Como si fuera poco, el liderazgo del presidente de ese país ha quedado en evidencia como insuficiente, para no decir otra cosa. Sin importar en qué lado del espectro ideológico te encuentres, sería muy difícil defender las deficiencias que el genio estable que se sienta en la silla más poderosa de la humanidad ha demostrado, tanto en la respuesta, como en la falta de ésta al principio de la propagación reportada.
Al mismo tiempo, el proyecto de ley de rescate por 2 trillones de dólares, aprobado por las legislaturas en Washington DC y firmado por Trump como respuesta a la crisis ocasionada por el coronavirus, es la más grande en la historia.
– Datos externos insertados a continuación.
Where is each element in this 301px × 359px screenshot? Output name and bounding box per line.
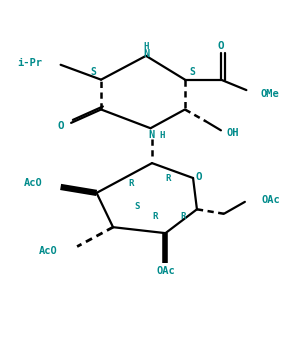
Text: R: R — [128, 180, 134, 188]
Text: N: N — [149, 130, 155, 140]
Text: O: O — [196, 172, 202, 182]
Text: AcO: AcO — [24, 178, 43, 188]
Text: OH: OH — [227, 128, 239, 138]
Text: H: H — [143, 42, 149, 51]
Text: S: S — [190, 67, 195, 76]
Text: S: S — [91, 67, 97, 76]
Text: S: S — [134, 202, 140, 211]
Text: O: O — [57, 121, 64, 131]
Text: OAc: OAc — [156, 266, 175, 276]
Text: OAc: OAc — [262, 195, 281, 205]
Text: O: O — [218, 41, 224, 51]
Text: R: R — [181, 212, 186, 221]
Text: H: H — [159, 131, 165, 140]
Text: R: R — [166, 173, 171, 182]
Text: i-Pr: i-Pr — [18, 58, 43, 68]
Text: N: N — [143, 49, 149, 59]
Text: R: R — [152, 212, 158, 221]
Text: OMe: OMe — [261, 89, 280, 99]
Text: AcO: AcO — [39, 246, 57, 256]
Aunque tomará meses, incluso años, revisar el impacto que este paquete de rescate tendrá en la economía estadounidense y mas allá, ya ha sido criticada por figuras en la izquierda como la representante de Nueva York, Alexandria Ocasio-Cortez, o descrita por el reconocido periodista de Rolling Stones, Matt Taibbi, como una continuación del paquete de rescate luego de la crisis económica mundial del 2008, que empezara con la caída desastrosa del mercado inmobiliario estadounidense.
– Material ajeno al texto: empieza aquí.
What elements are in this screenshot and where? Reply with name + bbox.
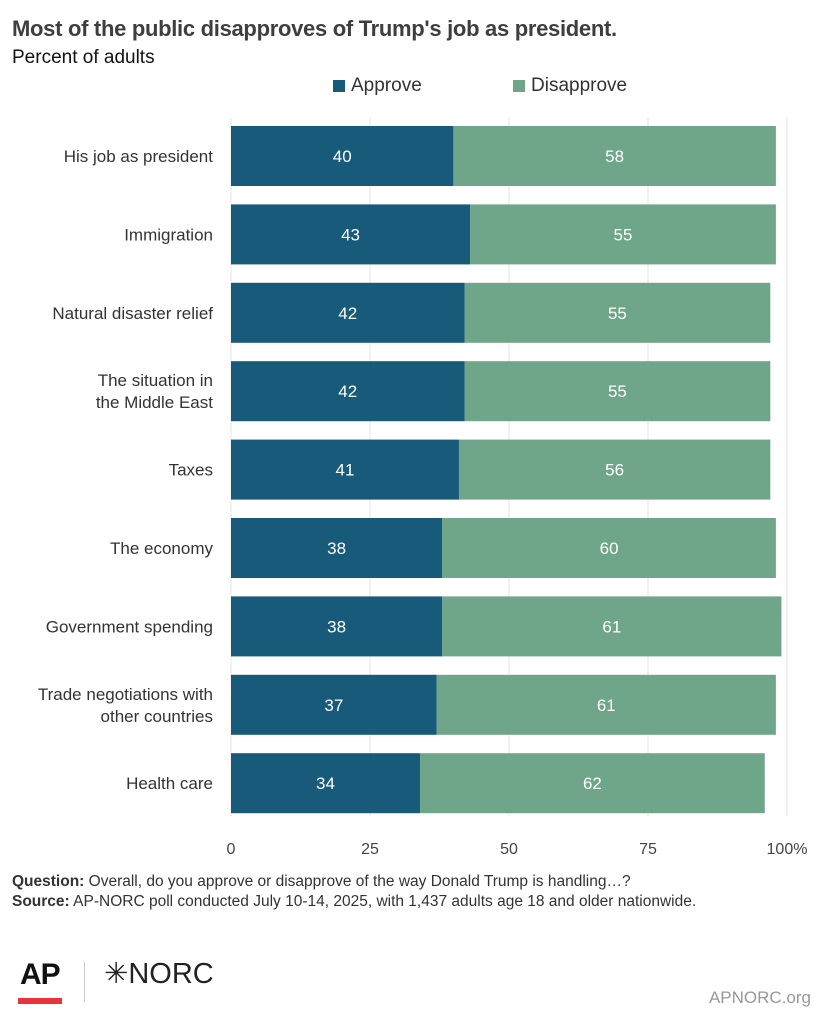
bar-disapprove bbox=[464, 282, 771, 343]
data-label-approve: 37 bbox=[324, 696, 343, 715]
data-label-approve: 38 bbox=[327, 539, 346, 558]
data-label-disapprove: 55 bbox=[614, 225, 633, 244]
category-label: other countries bbox=[101, 707, 213, 726]
bar-approve bbox=[231, 439, 459, 500]
question-label: Question: bbox=[12, 873, 85, 890]
legend-swatch-approve bbox=[333, 80, 345, 92]
legend-label-approve: Approve bbox=[351, 75, 422, 96]
chart-title: Most of the public disapproves of Trump'… bbox=[12, 16, 617, 41]
data-label-approve: 40 bbox=[333, 147, 352, 166]
x-tick-label: 0 bbox=[227, 841, 236, 858]
ap-logo: AP bbox=[20, 958, 61, 991]
data-label-approve: 38 bbox=[327, 617, 346, 636]
category-label: Health care bbox=[126, 774, 213, 793]
legend-approve: Approve bbox=[333, 75, 422, 97]
category-label: His job as president bbox=[64, 147, 214, 166]
data-label-disapprove: 60 bbox=[600, 539, 619, 558]
category-label: Taxes bbox=[169, 461, 213, 480]
x-tick-label: 75 bbox=[639, 841, 657, 858]
bar-approve bbox=[231, 674, 437, 735]
bar-approve bbox=[231, 753, 421, 814]
bar-approve bbox=[231, 596, 443, 657]
bar-disapprove bbox=[458, 439, 771, 500]
source-label: Source: bbox=[12, 893, 70, 910]
category-label: The situation in bbox=[98, 371, 213, 390]
bar-approve bbox=[231, 126, 454, 186]
data-label-approve: 42 bbox=[338, 304, 357, 323]
bar-disapprove bbox=[442, 518, 776, 578]
data-label-approve: 42 bbox=[338, 382, 357, 401]
category-label: the Middle East bbox=[96, 393, 213, 412]
data-label-disapprove: 56 bbox=[605, 461, 624, 480]
bar-disapprove bbox=[420, 753, 765, 814]
bar-disapprove bbox=[464, 361, 771, 422]
data-label-approve: 43 bbox=[341, 225, 360, 244]
data-label-disapprove: 61 bbox=[602, 617, 621, 636]
data-label-disapprove: 58 bbox=[605, 147, 624, 166]
source-text: AP-NORC poll conducted July 10-14, 2025,… bbox=[69, 893, 697, 910]
data-label-disapprove: 62 bbox=[583, 774, 602, 793]
question-text: Overall, do you approve or disapprove of… bbox=[84, 873, 631, 890]
ap-logo-underline bbox=[18, 998, 62, 1004]
data-label-approve: 41 bbox=[336, 461, 355, 480]
category-label: Immigration bbox=[124, 225, 213, 244]
category-label: Natural disaster relief bbox=[52, 304, 213, 323]
norc-logo-text: NORC bbox=[128, 958, 214, 990]
x-tick-label: 100% bbox=[767, 841, 808, 858]
legend-label-disapprove: Disapprove bbox=[531, 75, 628, 96]
bar-approve bbox=[231, 518, 443, 578]
bar-disapprove bbox=[470, 204, 776, 265]
data-label-disapprove: 61 bbox=[597, 696, 616, 715]
bar-disapprove bbox=[436, 674, 776, 735]
norc-logo: ✳NORC bbox=[104, 956, 214, 991]
bar-approve bbox=[231, 361, 465, 422]
x-tick-label: 50 bbox=[500, 841, 518, 858]
bar-disapprove bbox=[442, 596, 782, 657]
data-label-disapprove: 55 bbox=[608, 304, 627, 323]
chart-notes: Question: Overall, do you approve or dis… bbox=[12, 872, 812, 912]
data-label-disapprove: 55 bbox=[608, 382, 627, 401]
bar-approve bbox=[231, 282, 465, 343]
x-tick-label: 25 bbox=[361, 841, 379, 858]
legend-swatch-disapprove bbox=[513, 80, 525, 92]
category-label: Trade negotiations with bbox=[38, 685, 213, 704]
legend-disapprove: Disapprove bbox=[513, 75, 627, 97]
site-url: APNORC.org bbox=[708, 988, 811, 1007]
norc-star-icon: ✳ bbox=[104, 958, 129, 990]
bar-approve bbox=[231, 204, 471, 265]
category-label: Government spending bbox=[46, 617, 213, 636]
plot-area: 0 25 50 75 100% 40 58 His job as president 43 55 I… bbox=[38, 118, 808, 858]
category-label: The economy bbox=[110, 539, 213, 558]
logo-divider bbox=[84, 962, 85, 1002]
data-label-approve: 34 bbox=[316, 774, 335, 793]
bar-disapprove bbox=[453, 126, 776, 186]
chart-subtitle: Percent of adults bbox=[12, 47, 155, 68]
Pero como dije en mi ultima entrega, las crisis representan oportunidades. Así como pueden servir como catalizadores para el progreso y construcción de instituciones publicas que generen seguridad social, también son oportunidades para los empresarios y gente en posiciones de poder para afianzarse, en momentos en que el estado general de shock mantiene a las poblaciones ocupadas. Me queda claro que es un momento para estar vigilantes, tanto aquí como allá, de los goles que pueden entrar en estos paquetes de rescate, pasados rápidamente bajo el imperativo de la necesidad de hacer llegar ayudas a la gente desesperada.
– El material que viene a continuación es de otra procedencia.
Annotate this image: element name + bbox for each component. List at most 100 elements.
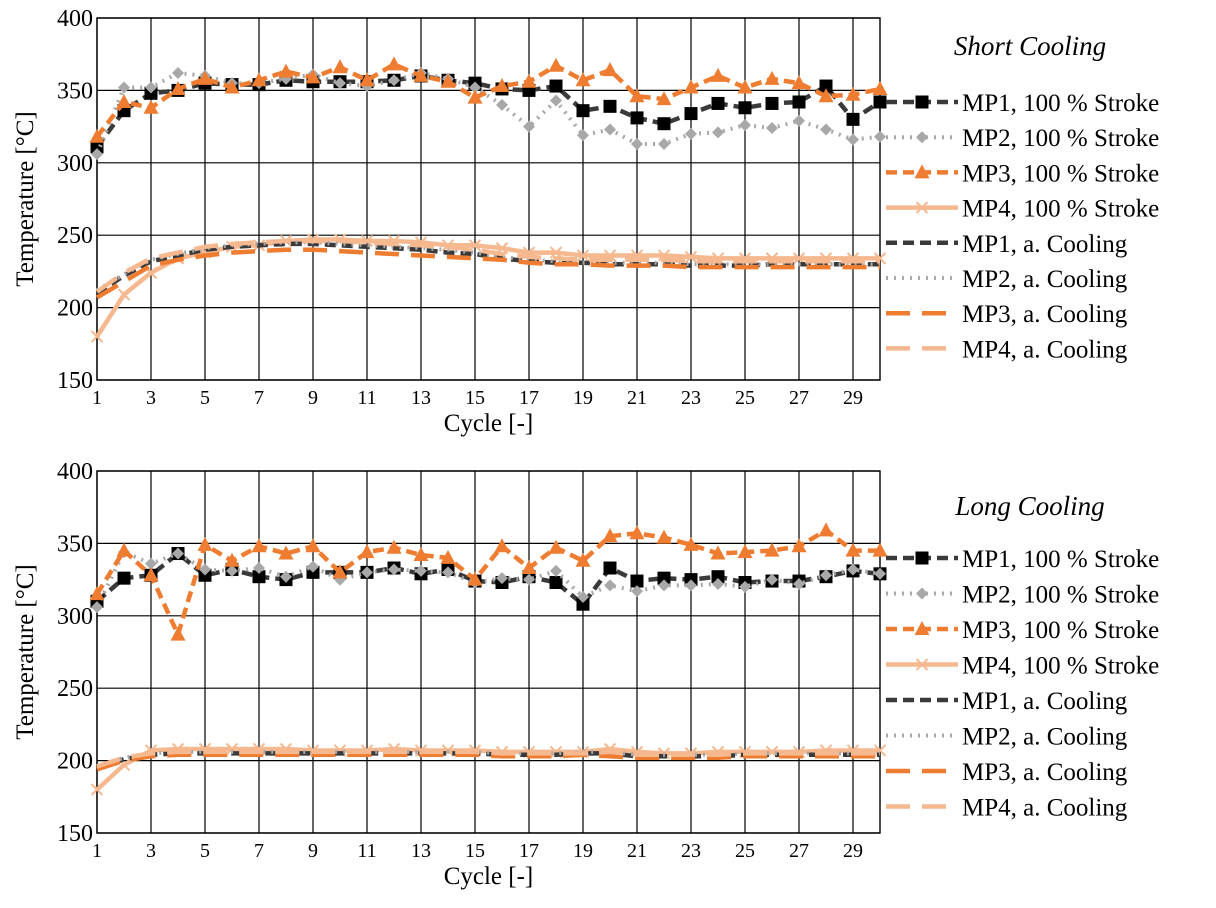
data-point — [494, 538, 510, 553]
data-point — [845, 86, 861, 101]
legend-label: MP3, a. Cooling — [962, 759, 1128, 786]
x-tick-label: 11 — [357, 840, 376, 862]
data-point — [251, 538, 267, 553]
data-point — [89, 128, 105, 143]
data-point — [630, 574, 644, 588]
series-line — [95, 528, 880, 637]
data-point — [116, 542, 132, 557]
data-point — [549, 79, 563, 93]
data-point — [577, 129, 589, 142]
x-tick-label: 11 — [357, 387, 376, 409]
data-point — [576, 249, 590, 262]
legend-label: MP1, a. Cooling — [962, 231, 1128, 258]
data-point — [739, 580, 751, 593]
data-point — [496, 98, 508, 111]
data-point — [820, 123, 832, 136]
data-point — [629, 88, 645, 103]
data-point — [657, 571, 671, 585]
tick-labels: 1 3 5 7 9 11 13 15 17 19 21 23 25 27 29150200250300350… — [57, 6, 863, 409]
data-point — [684, 250, 698, 264]
data-point — [90, 783, 104, 796]
data-point — [575, 72, 591, 87]
series-line — [96, 749, 880, 769]
x-tick-label: 23 — [681, 387, 701, 409]
series-mp3-cooling — [95, 247, 880, 300]
data-point — [766, 122, 778, 135]
grid — [96, 470, 881, 834]
legend-item: MP2, 100 % Stroke — [886, 582, 1159, 609]
data-point — [224, 79, 240, 94]
data-point — [792, 95, 806, 109]
data-point — [549, 246, 563, 259]
data-point — [496, 572, 508, 585]
legend-label: MP4, a. Cooling — [962, 336, 1128, 363]
legend-marker — [916, 587, 928, 600]
x-tick-label: 9 — [308, 840, 318, 862]
legend-item: MP4, a. Cooling — [886, 795, 1128, 822]
y-tick-label: 200 — [57, 749, 93, 775]
x-tick-label: 27 — [789, 387, 809, 409]
data-point — [467, 571, 483, 586]
series-line — [96, 752, 880, 772]
legend-label: MP1, a. Cooling — [962, 688, 1128, 715]
data-point — [820, 569, 832, 582]
data-point — [576, 597, 590, 611]
data-point — [575, 552, 591, 567]
legend-label: MP2, 100 % Stroke — [962, 582, 1159, 609]
legend-item: MP1, a. Cooling — [886, 231, 1128, 258]
x-tick-label: 15 — [465, 840, 485, 862]
x-tick-label: 21 — [627, 840, 647, 862]
y-tick-label: 250 — [57, 676, 93, 702]
legend-label: MP4, a. Cooling — [962, 795, 1128, 822]
data-point — [224, 552, 240, 567]
data-point — [793, 577, 805, 590]
data-point — [359, 544, 375, 559]
y-tick-label: 400 — [57, 459, 93, 485]
data-point — [280, 570, 292, 583]
y-tick-label: 150 — [57, 821, 93, 847]
y-tick-label: 350 — [57, 78, 93, 104]
data-point — [739, 119, 751, 132]
data-point — [550, 94, 562, 107]
data-point — [90, 330, 104, 343]
data-point — [252, 570, 266, 584]
tick-labels: 1 3 5 7 9 11 13 15 17 19 21 23 25 27 29150200250300350… — [57, 459, 863, 862]
data-point — [631, 585, 643, 598]
data-point — [523, 573, 535, 586]
data-point — [684, 107, 698, 121]
legend-item: MP1, 100 % Stroke — [886, 546, 1159, 573]
data-point — [604, 123, 616, 136]
legend-marker — [916, 131, 928, 144]
legend-marker — [915, 95, 929, 109]
plot-frame — [96, 17, 881, 381]
x-tick-label: 19 — [573, 840, 593, 862]
panel-title: Short Cooling — [954, 31, 1106, 61]
y-tick-label: 400 — [57, 6, 93, 32]
x-tick-label: 3 — [146, 387, 156, 409]
y-tick-label: 350 — [57, 531, 93, 557]
data-point — [631, 137, 643, 150]
series-mp3-cooling — [96, 752, 880, 772]
data-point — [657, 117, 671, 131]
legend: MP1, 100 % Stroke MP2, 100 % Stroke MP3, 1… — [886, 90, 1159, 363]
data-point — [386, 56, 402, 71]
data-point — [658, 137, 670, 150]
legend-label: MP4, 100 % Stroke — [962, 653, 1159, 680]
data-point — [197, 70, 213, 85]
data-point — [251, 72, 267, 87]
data-point — [656, 91, 672, 106]
data-point — [656, 529, 672, 544]
data-point — [523, 120, 535, 133]
data-point — [468, 239, 482, 252]
legend-item: MP1, 100 % Stroke — [886, 90, 1159, 117]
data-point — [413, 546, 429, 561]
data-point — [521, 560, 537, 575]
data-point — [143, 99, 159, 114]
data-point — [845, 542, 861, 557]
legend-item: MP3, 100 % Stroke — [886, 617, 1159, 644]
data-point — [548, 57, 564, 72]
data-point — [710, 545, 726, 560]
series-mp3-stroke — [89, 56, 888, 143]
y-axis-label: Temperature [°C] — [12, 111, 39, 287]
data-point — [361, 566, 373, 579]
Y ante el cuestionado liderazgo del presidente de Estados Unidos que, por un tiempo estuvo en la misma línea retórica del ahora hospitalizado Primer Ministro británico Boris Johnson, el país, cuyas elecciones generales serían en noviembre de este año, sigue en busca de liderazgo y una alternativa para hacerle frente a Donald Trump en noviembre.
El presunto nominado Joe Biden, del Partido Demócrata, fue criticado por su ausencia momentánea y luego por sus apariciones televisadas en donde luce confundido, generando especulaciones sobre su estado mental; especulaciones que son anteriores a la crisis actual.
JOE BIDEN: “We cannot let this, we’ve never allowed any crisis from the Civil War straight through to the pandemic of 17, all the way around, 16, we have never, never let our democracy sakes second fiddle, way they, we can both have a democracy and ... correct the public health.” pic.twitter.com/ufXFh5cAtY
— Breaking911 (@Breaking911) April 7, 2020
Bernie Sanders, quien revitalizara a la izquierda en Estados Unidos, haciendo que las generaciones mas viejas desentendieran a sus hijos y nietos a la hora de la cena, decidió dar por terminada su carrera por la nominación demócrata. Ante las especulaciones que indicaban que existía el potencial de la imposición de otro candidato en una potencial convención, en donde la figura del actual gobernador de Nueva York, Andrew Coumo, sonaba de manera sorprendente en los medios comerciales, me pregunto cuál habrá sido el razonamiento del Senador de Vermont.
Lo cierto es que el estado de duda es general. Cuando en privado me preguntan cuál va a ser la elección de Joe Biden para vicepresidente, primero respondo que me parece que puede ser Elizabeth Warren, Kamala Harris o Stacey Abrams, pero después me pregunto, ¿habrá elecciones en noviembre?